According to Faustina on the night of Sunday, February 22, 1931, Jesus appeared to her as the “King of Divine Mercy“, robed in a white garment. Her diary documents the messages that Jesus gave to her. I want to focus on just one of those messages today. The following comes from the Diary of St. Faustina, entry 1485.
Jesus said: “My mercy is greater than your sins and those of the entire world. Who can measure the extent of My goodness? For you I descended from heaven to earth; for you I allowed Myself to be nailed to the cross; for you I let My Sacred Heart be pierced with a lance, thus opening wide the source of mercy for you. Come, then, with trust to draw graces from this fountain. I never reject a contrite heart. Your misery has disappeared in the depths of My mercy. Do not argue with Me about your wretchedness. You will give Me pleasure if you hand over to Me all your troubles and griefs. I shall heap upon you the treasures of My grace.”
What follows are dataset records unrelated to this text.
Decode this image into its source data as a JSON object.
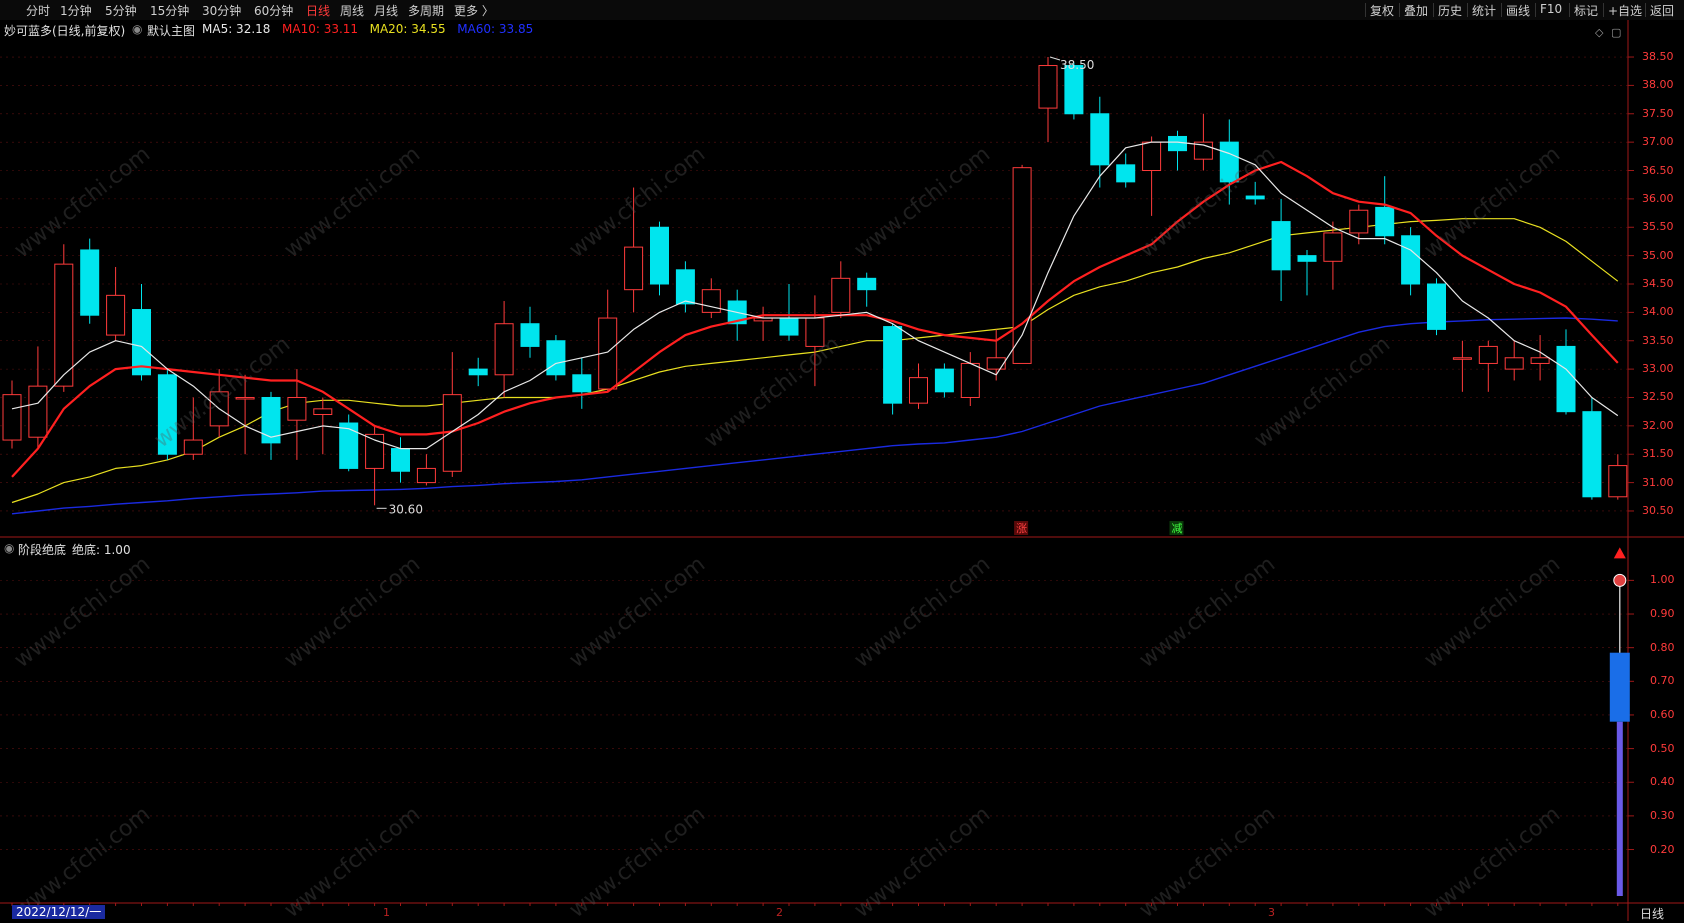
{
  "toolbar": {
    "left_items": [
      "分时",
      "1分钟",
      "5分钟",
      "15分钟",
      "30分钟",
      "60分钟",
      "日线",
      "周线",
      "月线",
      "多周期",
      "更多"
    ],
    "active_index": 6,
    "more_suffix": "〉",
    "right_items": [
      "复权",
      "叠加",
      "历史",
      "统计",
      "画线",
      "F10",
      "标记",
      "+自选",
      "返回"
    ]
  },
  "main_panel": {
    "stock_title": "妙可蓝多(日线,前复权)",
    "template": "默认主图",
    "ma": [
      {
        "label": "MA5: 32.18",
        "color": "#e8e8e8"
      },
      {
        "label": "MA10: 33.11",
        "color": "#ff2020"
      },
      {
        "label": "MA20: 34.55",
        "color": "#e8e020"
      },
      {
        "label": "MA60: 33.85",
        "color": "#2030ff"
      }
    ],
    "high_marker": "38.50",
    "low_marker": "30.60",
    "zhang_label": "涨",
    "jian_label": "减"
  },
  "indicator_panel": {
    "name": "阶段绝底",
    "value_label": "绝底: 1.00"
  },
  "price_axis": [
    "38.50",
    "38.00",
    "37.50",
    "37.00",
    "36.50",
    "36.00",
    "35.50",
    "35.00",
    "34.50",
    "34.00",
    "33.50",
    "33.00",
    "32.50",
    "32.00",
    "31.50",
    "31.00",
    "30.50"
  ],
  "indicator_axis": [
    "1.00",
    "0.90",
    "0.80",
    "0.70",
    "0.60",
    "0.50",
    "0.40",
    "0.30",
    "0.20"
  ],
  "date_cursor": "2022/12/12/一",
  "x_labels": [
    "1",
    "2",
    "3"
  ],
  "period": "日线",
  "watermark": "www.cfchi.com",
  "colors": {
    "up": "#ff3b3b",
    "down": "#00e5ee",
    "ma5": "#e8e8e8",
    "ma10": "#ff2020",
    "ma20": "#e8e020",
    "ma60": "#1a2ae0",
    "grid": "#5a1010"
  },
  "chart_data": {
    "type": "candlestick",
    "y_range": [
      30.2,
      38.8
    ],
    "candles": [
      {
        "o": 31.75,
        "c": 32.55,
        "h": 32.8,
        "l": 31.6
      },
      {
        "o": 31.8,
        "c": 32.7,
        "h": 33.4,
        "l": 31.6
      },
      {
        "o": 32.7,
        "c": 34.85,
        "h": 35.2,
        "l": 32.6
      },
      {
        "o": 35.1,
        "c": 33.95,
        "h": 35.3,
        "l": 33.8
      },
      {
        "o": 33.6,
        "c": 34.3,
        "h": 34.8,
        "l": 33.5
      },
      {
        "o": 34.05,
        "c": 32.9,
        "h": 34.5,
        "l": 32.8
      },
      {
        "o": 32.9,
        "c": 31.5,
        "h": 33.0,
        "l": 31.4
      },
      {
        "o": 31.5,
        "c": 31.75,
        "h": 32.5,
        "l": 31.4
      },
      {
        "o": 32.0,
        "c": 32.6,
        "h": 33.0,
        "l": 31.8
      },
      {
        "o": 32.5,
        "c": 32.5,
        "h": 32.9,
        "l": 31.5
      },
      {
        "o": 32.5,
        "c": 31.7,
        "h": 32.6,
        "l": 31.4
      },
      {
        "o": 32.1,
        "c": 32.5,
        "h": 33.0,
        "l": 31.4
      },
      {
        "o": 32.2,
        "c": 32.3,
        "h": 32.5,
        "l": 31.5
      },
      {
        "o": 32.05,
        "c": 31.25,
        "h": 32.2,
        "l": 31.2
      },
      {
        "o": 31.25,
        "c": 31.85,
        "h": 32.0,
        "l": 30.6
      },
      {
        "o": 31.6,
        "c": 31.2,
        "h": 31.8,
        "l": 31.0
      },
      {
        "o": 31.0,
        "c": 31.25,
        "h": 31.5,
        "l": 30.95
      },
      {
        "o": 31.2,
        "c": 32.55,
        "h": 33.3,
        "l": 31.1
      },
      {
        "o": 33.0,
        "c": 32.9,
        "h": 33.2,
        "l": 32.7
      },
      {
        "o": 32.9,
        "c": 33.8,
        "h": 34.2,
        "l": 32.5
      },
      {
        "o": 33.8,
        "c": 33.4,
        "h": 34.1,
        "l": 33.2
      },
      {
        "o": 33.5,
        "c": 32.9,
        "h": 33.6,
        "l": 32.8
      },
      {
        "o": 32.9,
        "c": 32.6,
        "h": 33.2,
        "l": 32.3
      },
      {
        "o": 32.65,
        "c": 33.9,
        "h": 34.4,
        "l": 32.6
      },
      {
        "o": 34.4,
        "c": 35.15,
        "h": 36.2,
        "l": 34.0
      },
      {
        "o": 35.5,
        "c": 34.5,
        "h": 35.6,
        "l": 34.3
      },
      {
        "o": 34.75,
        "c": 34.15,
        "h": 34.9,
        "l": 34.0
      },
      {
        "o": 34.0,
        "c": 34.4,
        "h": 34.6,
        "l": 33.9
      },
      {
        "o": 34.2,
        "c": 33.8,
        "h": 34.4,
        "l": 33.5
      },
      {
        "o": 33.85,
        "c": 33.9,
        "h": 34.1,
        "l": 33.5
      },
      {
        "o": 33.9,
        "c": 33.6,
        "h": 34.5,
        "l": 33.5
      },
      {
        "o": 33.4,
        "c": 33.9,
        "h": 34.3,
        "l": 32.7
      },
      {
        "o": 34.0,
        "c": 34.6,
        "h": 34.9,
        "l": 33.9
      },
      {
        "o": 34.6,
        "c": 34.4,
        "h": 34.7,
        "l": 34.1
      },
      {
        "o": 33.75,
        "c": 32.4,
        "h": 33.8,
        "l": 32.2
      },
      {
        "o": 32.4,
        "c": 32.85,
        "h": 33.1,
        "l": 32.3
      },
      {
        "o": 33.0,
        "c": 32.6,
        "h": 33.1,
        "l": 32.5
      },
      {
        "o": 32.5,
        "c": 33.1,
        "h": 33.3,
        "l": 32.35
      },
      {
        "o": 33.0,
        "c": 33.2,
        "h": 33.7,
        "l": 32.8
      },
      {
        "o": 33.1,
        "c": 36.55,
        "h": 36.6,
        "l": 33.1
      },
      {
        "o": 37.6,
        "c": 38.35,
        "h": 38.5,
        "l": 37.0
      },
      {
        "o": 38.35,
        "c": 37.5,
        "h": 38.4,
        "l": 37.4
      },
      {
        "o": 37.5,
        "c": 36.6,
        "h": 37.8,
        "l": 36.2
      },
      {
        "o": 36.6,
        "c": 36.3,
        "h": 36.8,
        "l": 36.2
      },
      {
        "o": 36.5,
        "c": 37.0,
        "h": 37.1,
        "l": 35.7
      },
      {
        "o": 37.1,
        "c": 36.85,
        "h": 37.2,
        "l": 36.5
      },
      {
        "o": 36.7,
        "c": 37.0,
        "h": 37.5,
        "l": 36.5
      },
      {
        "o": 37.0,
        "c": 36.3,
        "h": 37.4,
        "l": 35.9
      },
      {
        "o": 36.05,
        "c": 36.0,
        "h": 36.3,
        "l": 35.9
      },
      {
        "o": 35.6,
        "c": 34.75,
        "h": 36.0,
        "l": 34.2
      },
      {
        "o": 35.0,
        "c": 34.9,
        "h": 35.1,
        "l": 34.3
      },
      {
        "o": 34.9,
        "c": 35.4,
        "h": 35.6,
        "l": 34.4
      },
      {
        "o": 35.4,
        "c": 35.8,
        "h": 35.9,
        "l": 35.2
      },
      {
        "o": 35.85,
        "c": 35.35,
        "h": 36.4,
        "l": 35.2
      },
      {
        "o": 35.35,
        "c": 34.5,
        "h": 35.5,
        "l": 34.3
      },
      {
        "o": 34.5,
        "c": 33.7,
        "h": 34.6,
        "l": 33.6
      },
      {
        "o": 33.2,
        "c": 33.2,
        "h": 33.5,
        "l": 32.6
      },
      {
        "o": 33.1,
        "c": 33.4,
        "h": 33.5,
        "l": 32.6
      },
      {
        "o": 33.0,
        "c": 33.2,
        "h": 33.5,
        "l": 32.8
      },
      {
        "o": 33.1,
        "c": 33.2,
        "h": 33.6,
        "l": 32.8
      },
      {
        "o": 33.4,
        "c": 32.25,
        "h": 33.7,
        "l": 32.2
      },
      {
        "o": 32.25,
        "c": 30.75,
        "h": 32.5,
        "l": 30.7
      },
      {
        "o": 30.75,
        "c": 31.3,
        "h": 31.5,
        "l": 30.7
      }
    ],
    "ma5": [
      32.3,
      32.4,
      32.9,
      33.3,
      33.5,
      33.4,
      33.0,
      32.7,
      32.3,
      32.0,
      31.8,
      31.9,
      32.0,
      31.95,
      31.75,
      31.6,
      31.6,
      31.9,
      32.2,
      32.6,
      32.8,
      33.1,
      33.2,
      33.3,
      33.7,
      34.0,
      34.2,
      34.1,
      34.0,
      33.9,
      33.9,
      33.9,
      33.95,
      34.0,
      33.8,
      33.5,
      33.3,
      33.1,
      32.9,
      33.6,
      34.7,
      35.7,
      36.4,
      36.9,
      37.0,
      37.0,
      36.95,
      36.8,
      36.6,
      36.1,
      35.8,
      35.5,
      35.3,
      35.3,
      35.1,
      34.7,
      34.2,
      33.9,
      33.5,
      33.3,
      33.0,
      32.5,
      32.18
    ],
    "ma10": [
      31.1,
      31.6,
      32.3,
      32.7,
      33.0,
      33.05,
      33.0,
      32.95,
      32.9,
      32.85,
      32.8,
      32.8,
      32.6,
      32.3,
      32.0,
      31.85,
      31.85,
      31.9,
      32.05,
      32.25,
      32.4,
      32.5,
      32.55,
      32.6,
      32.95,
      33.3,
      33.6,
      33.75,
      33.85,
      33.95,
      33.95,
      33.95,
      33.95,
      33.95,
      33.85,
      33.7,
      33.6,
      33.55,
      33.5,
      33.8,
      34.2,
      34.55,
      34.8,
      35.0,
      35.2,
      35.6,
      35.95,
      36.25,
      36.5,
      36.65,
      36.4,
      36.1,
      35.95,
      35.9,
      35.75,
      35.35,
      35.0,
      34.75,
      34.5,
      34.35,
      34.1,
      33.6,
      33.11
    ],
    "ma20": [
      30.65,
      30.8,
      31.0,
      31.1,
      31.25,
      31.3,
      31.4,
      31.55,
      31.8,
      32.0,
      32.25,
      32.4,
      32.45,
      32.45,
      32.4,
      32.35,
      32.35,
      32.4,
      32.45,
      32.5,
      32.5,
      32.5,
      32.55,
      32.65,
      32.8,
      32.95,
      33.05,
      33.1,
      33.15,
      33.2,
      33.25,
      33.3,
      33.4,
      33.5,
      33.5,
      33.55,
      33.6,
      33.65,
      33.7,
      33.75,
      34.05,
      34.3,
      34.45,
      34.55,
      34.7,
      34.8,
      34.95,
      35.05,
      35.2,
      35.35,
      35.4,
      35.45,
      35.5,
      35.55,
      35.6,
      35.62,
      35.65,
      35.65,
      35.65,
      35.5,
      35.25,
      34.9,
      34.55
    ],
    "ma60": [
      30.45,
      30.5,
      30.55,
      30.58,
      30.62,
      30.65,
      30.68,
      30.72,
      30.75,
      30.78,
      30.8,
      30.82,
      30.85,
      30.86,
      30.87,
      30.88,
      30.9,
      30.93,
      30.95,
      30.98,
      31.0,
      31.02,
      31.05,
      31.1,
      31.15,
      31.2,
      31.25,
      31.3,
      31.35,
      31.4,
      31.45,
      31.5,
      31.55,
      31.6,
      31.65,
      31.68,
      31.7,
      31.75,
      31.8,
      31.9,
      32.05,
      32.2,
      32.35,
      32.45,
      32.55,
      32.65,
      32.75,
      32.9,
      33.05,
      33.2,
      33.35,
      33.5,
      33.65,
      33.75,
      33.8,
      33.83,
      33.85,
      33.87,
      33.88,
      33.89,
      33.9,
      33.88,
      33.85
    ],
    "indicator": {
      "name": "绝底",
      "last_value": 1.0,
      "y_range": [
        0.05,
        1.12
      ],
      "bar_top": 0.785,
      "bar_bottom": 0.58
    }
  }
}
NOTE: Neither Catholics nor non-Catholics are required to believe in these private revelations. Saint Faustina’s revelations do not contradict the apostolic faith (nihil obstat). Her canonization does imply a general positive approval of her Diary but does not mean that the Church teaches that her Diary is an “infallible” Church document nor is it “inerrant.” The Church never strictly requires anyone to believe in any doctrine that was not explicitly or implicitly contained in “the apostolic deposit of faith” taught by the apostles themselves.
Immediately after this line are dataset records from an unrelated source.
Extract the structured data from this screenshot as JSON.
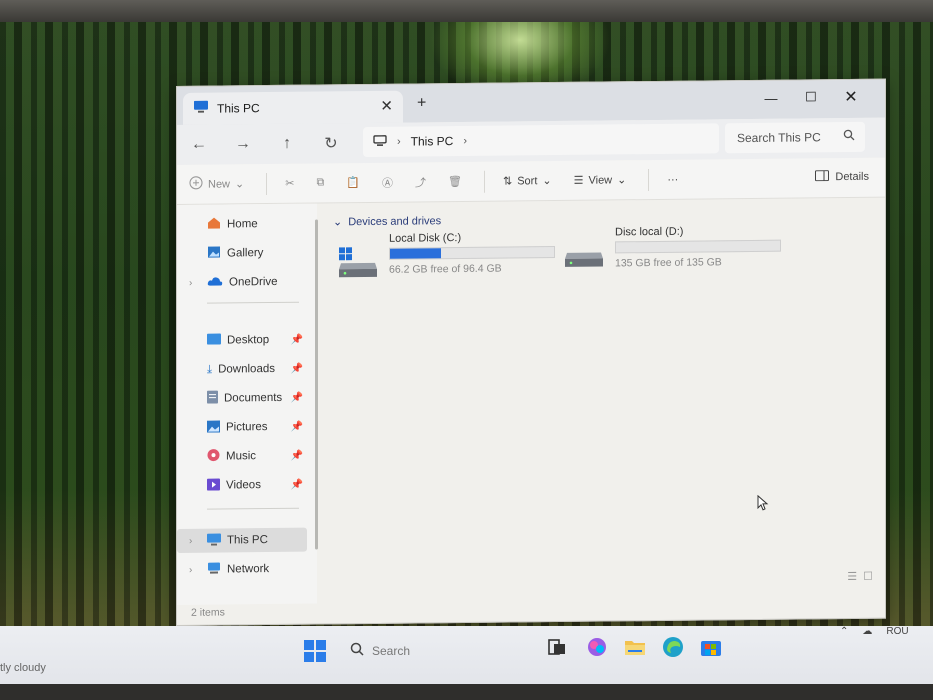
{
  "window": {
    "tab_title": "This PC",
    "tab_close": "✕",
    "new_tab": "+",
    "controls": {
      "minimize": "—",
      "maximize": "☐",
      "close": "✕"
    }
  },
  "nav": {
    "back": "←",
    "forward": "→",
    "up": "↑",
    "refresh": "↻",
    "breadcrumb": [
      "This PC"
    ],
    "search_placeholder": "Search This PC"
  },
  "toolbar": {
    "new_label": "New",
    "sort_label": "Sort",
    "view_label": "View",
    "more_label": "···",
    "details_label": "Details"
  },
  "sidebar": {
    "quick": [
      {
        "label": "Home",
        "icon": "home-icon"
      },
      {
        "label": "Gallery",
        "icon": "gallery-icon"
      },
      {
        "label": "OneDrive",
        "icon": "cloud-icon"
      }
    ],
    "pinned": [
      {
        "label": "Desktop",
        "icon": "desktop-icon"
      },
      {
        "label": "Downloads",
        "icon": "download-icon"
      },
      {
        "label": "Documents",
        "icon": "documents-icon"
      },
      {
        "label": "Pictures",
        "icon": "pictures-icon"
      },
      {
        "label": "Music",
        "icon": "music-icon"
      },
      {
        "label": "Videos",
        "icon": "videos-icon"
      }
    ],
    "devices": [
      {
        "label": "This PC",
        "icon": "computer-icon"
      },
      {
        "label": "Network",
        "icon": "network-icon"
      }
    ]
  },
  "content": {
    "group_header": "Devices and drives",
    "drives": [
      {
        "name": "Local Disk (C:)",
        "free_text": "66.2 GB free of 96.4 GB",
        "used_fraction": 0.313
      },
      {
        "name": "Disc local (D:)",
        "free_text": "135 GB free of 135 GB",
        "used_fraction": 0.0
      }
    ]
  },
  "status": {
    "items": "2 items"
  },
  "taskbar": {
    "weather": "tly cloudy",
    "search_placeholder": "Search",
    "language": "ROU"
  },
  "colors": {
    "accent": "#2a6fdb",
    "window_bg": "#f1f0ec"
  }
}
Whether or not you believe her story, it does add emphasis to the point that Jesus strongly desires to forgive us. In fact, giving over our troubles and grief gives Him great pleasure. During a visit to her tomb in 1997, Pope John Paul II said this, “There is nothing that man needs more than Divine Mercy – that love which is benevolent, which is compassionate, which raises man above his weakness to the infinite heights of the holiness of God.”
Great saints as well as great Biblical figures had flaws and, in some cases, very sinful and disturbing backgrounds. Yet, God chose them for key roles in His Kingdom. He is calling us too. We only need to avail ourselves to His mercy. When we do, we please Him greatly. God’s ways may seem foolish, but God chooses the foolish to shame the wise and the weak to shame the strong (Corinthians 1:20-30).
To be quite clear, I don’t believe God needs us so that He will be more pleased. God is fully complete. What God desires, however, is our love and devotion. Jesus says, love God with all your heart, soul, mind and being (Matthew 22:37). When we sin, we fail to do this. When we repent and hand over to Him our troubles and grief, we more fully experience His love for us and that does please Him greatly.
I will conclude by going back to my opening question. What pleases the Lord? To find the answer, Jesus’s words to Faustina bear repeating. “Your misery has disappeared in the depths of My mercy. Do not argue with Me about your wretchedness. You will give Me pleasure if you hand over to Me all your troubles and griefs. I shall heap upon you the treasures of My grace.”
Heavenly Father, thank you for the abundant, limitless, and undeserved mercy that you pour out on me through your Son Jesus Christ. Help me to live my life in a way that reflects my gratitude for your mercy. Amen!